Não se sabe ao certo como o peixe-leão chegou à costa marinha brasileira, mas entre as hipóteses discutidas por pesquisadores está a introdução por meio da água de lastro, processo pelo qual os tanques dos navios captam água do mar para garantir a segurança operacional e a estabilidade e que acaba possibilitando a captura e o transporte acidental de espécies exóticas.

 

O Porto de Forno, localizado dentro da UC, é um dos locais que mais atende à produção de petróleo e frequentemente recebe navios petroleiros vindos de toda parte do mundo. "Na semana em que apareceu a espécie, inclusive, o Porto recebeu um navio vindo do Caribe, isso não significa que a espécie estava nesse navio específico, mas o fato que observamos nos alerta à existência dessa rota e não podemos descartar a hipótese de serem possíveis vetores da introdução", explicou a chefe substituta da Resex, Rafaela Farias.

 

Segundo Rafaela, a UC vem monitorando a entrada e permanência de navios no Porto de Forno, definindo procedimentos e protocolos com o objetivo de controlar a bioinvasão. "O aparecimento do peixe-leão só veio reforçar a importância da gestão da Unidade de Conservação em melhorar a efetividade do nosso controle para que não haja o surgimento de novas espécies invasoras, um dos principais riscos a nossa biodiversidade marinha", ressaltou.

 

Estação Ecológica de Tamoios no combate ao coral-sol

Outra espécie nociva aos ambientes marinhos e encontrada em UC federal, a Estação Ecológica (Esec) de Tamoios (RJ), é o coral-sol, conhecido como "assassino" por atacar os corais nativos. Diversas evidências apontam que essa espécie de coral tenha sido introduzida acidentalmente na Baía da Ilha Grande (RJ), através de plataformas e sondas de petróleo e gás.

 

O chefe da Esec de Tamoios, Régis Lima explica que "esses organismos bentônicos (fixados às rochas), primeiramente competem por espaço, como também competem por alimento.
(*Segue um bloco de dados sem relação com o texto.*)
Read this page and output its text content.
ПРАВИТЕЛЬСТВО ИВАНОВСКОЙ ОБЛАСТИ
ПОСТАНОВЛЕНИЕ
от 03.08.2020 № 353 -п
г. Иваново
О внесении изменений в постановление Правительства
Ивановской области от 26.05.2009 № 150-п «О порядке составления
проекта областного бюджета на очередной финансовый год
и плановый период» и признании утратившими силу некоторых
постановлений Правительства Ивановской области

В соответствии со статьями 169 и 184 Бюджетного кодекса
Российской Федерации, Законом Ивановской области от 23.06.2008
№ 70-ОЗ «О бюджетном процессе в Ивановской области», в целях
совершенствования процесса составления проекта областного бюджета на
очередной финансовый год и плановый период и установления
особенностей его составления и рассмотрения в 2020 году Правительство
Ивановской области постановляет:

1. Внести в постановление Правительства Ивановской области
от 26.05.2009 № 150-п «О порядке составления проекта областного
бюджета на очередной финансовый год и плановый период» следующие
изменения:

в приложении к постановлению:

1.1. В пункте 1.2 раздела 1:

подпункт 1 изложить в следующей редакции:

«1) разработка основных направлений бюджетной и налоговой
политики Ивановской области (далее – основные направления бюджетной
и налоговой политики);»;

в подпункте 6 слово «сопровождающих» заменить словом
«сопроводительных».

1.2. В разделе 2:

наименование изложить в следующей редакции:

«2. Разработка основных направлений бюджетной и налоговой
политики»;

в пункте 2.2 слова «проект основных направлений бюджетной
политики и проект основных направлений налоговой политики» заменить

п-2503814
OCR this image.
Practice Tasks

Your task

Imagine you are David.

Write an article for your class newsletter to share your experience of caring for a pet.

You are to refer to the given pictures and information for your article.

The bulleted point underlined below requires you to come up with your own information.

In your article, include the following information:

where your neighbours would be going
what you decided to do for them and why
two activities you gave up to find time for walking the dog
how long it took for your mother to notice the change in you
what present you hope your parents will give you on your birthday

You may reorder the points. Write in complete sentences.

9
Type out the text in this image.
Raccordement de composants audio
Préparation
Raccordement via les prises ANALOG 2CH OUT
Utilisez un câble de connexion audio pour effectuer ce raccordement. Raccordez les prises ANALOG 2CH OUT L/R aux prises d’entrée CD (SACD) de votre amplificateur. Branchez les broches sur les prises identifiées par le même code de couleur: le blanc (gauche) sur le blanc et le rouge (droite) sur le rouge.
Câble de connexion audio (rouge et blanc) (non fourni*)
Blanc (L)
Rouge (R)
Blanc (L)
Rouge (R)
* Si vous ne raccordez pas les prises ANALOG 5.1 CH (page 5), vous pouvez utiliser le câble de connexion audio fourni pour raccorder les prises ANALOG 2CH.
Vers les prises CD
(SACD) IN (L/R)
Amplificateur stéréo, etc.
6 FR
A ameaça é causada pelo desequilíbrio no sistema trófico e consequentemente na diminuição da biodiversidade", comentou o chefe da Esec, Régis Lima.

 

Régis explica que em 2011 foi realizado um extenso levantamento em parceria com o Projeto Coral Sol – e repetido neste ano pela equipe da UC em todas as 29 ilhas da região. Segundo ele, a boa notícia, mas ainda preliminar, é de que onde foi feita uma ação de retirada (Operação Eclipse), as espécies não se alastraram novamente.

 

Saiba mais sobre a Operação Eclipse.

 

Para prevenir a introdução e a disseminação de espécies exóticas invasoras nos ambientes coralíneos e avaliar e mitigar os impactos nos ambientes já afetados, o ICMBio em parceria com o Projeto Coral Vivo desenvolveu o Plano de Ação para a Conservação dos Ambientes Coralíneos – PAN Corais, que será publicado nos próximos meses.

 

Também faz parte dos objetivos do PAN melhorar o estado de conservação desses ambientes por meio da redução dos impactos causados pela ação do homem e ampliar a proteção e o conhecimento, com a promoção do uso sustentável e da justiça socioambiental.

 

Saiba mais sobre o PAN Corais.

 

Área de Proteção Ambiental do Ibirapuitã
tenta conter população de javalis

Área de Proteção Ambiental (APA) do Ibirapuitã, localizada no Rio Grande do Sul e responsável por conservar parte do bioma Pampa, junto à fronteira Brasil-Uruguai também vem enfrentando a invasão de espécies. O aumento da população de javalis, espécie com maior potencial invasor em âmbito mundial, tem se tornado fator preocupante para a conservação da biodiversidade local.

 

"Os javalis se encontram disseminados por quase todo o território da APA do Ibirapuitã. Esta UC é formada 100% por propriedades rurais privadas, o que, junto com sua grande extensão, dificulta o controle dessa espécie exótica invasora",explicou a chefe da APA, Eridiane Silva.

 

Entre as consequências negativas ocasionadas pela presença desses invasores estão a alteração de nascentes, já que os animais têm o hábito de chafurdar na lama e a predação de anfíbios, répteis, mamíferos e ovos de aves silvestres.

 

De acordo com Eridiane, os javalis também têm causado problemas aos produtores rurais através de ataques às lavouras de arroz, sorgo, milho, pastagens cultivadas, predação de ovinos, predação de bovinos (terneiros recém-nascidos e vacas adultas durante o parto), além de trazerem risco de transmissão de doenças e parasitas para o rebanho comercial.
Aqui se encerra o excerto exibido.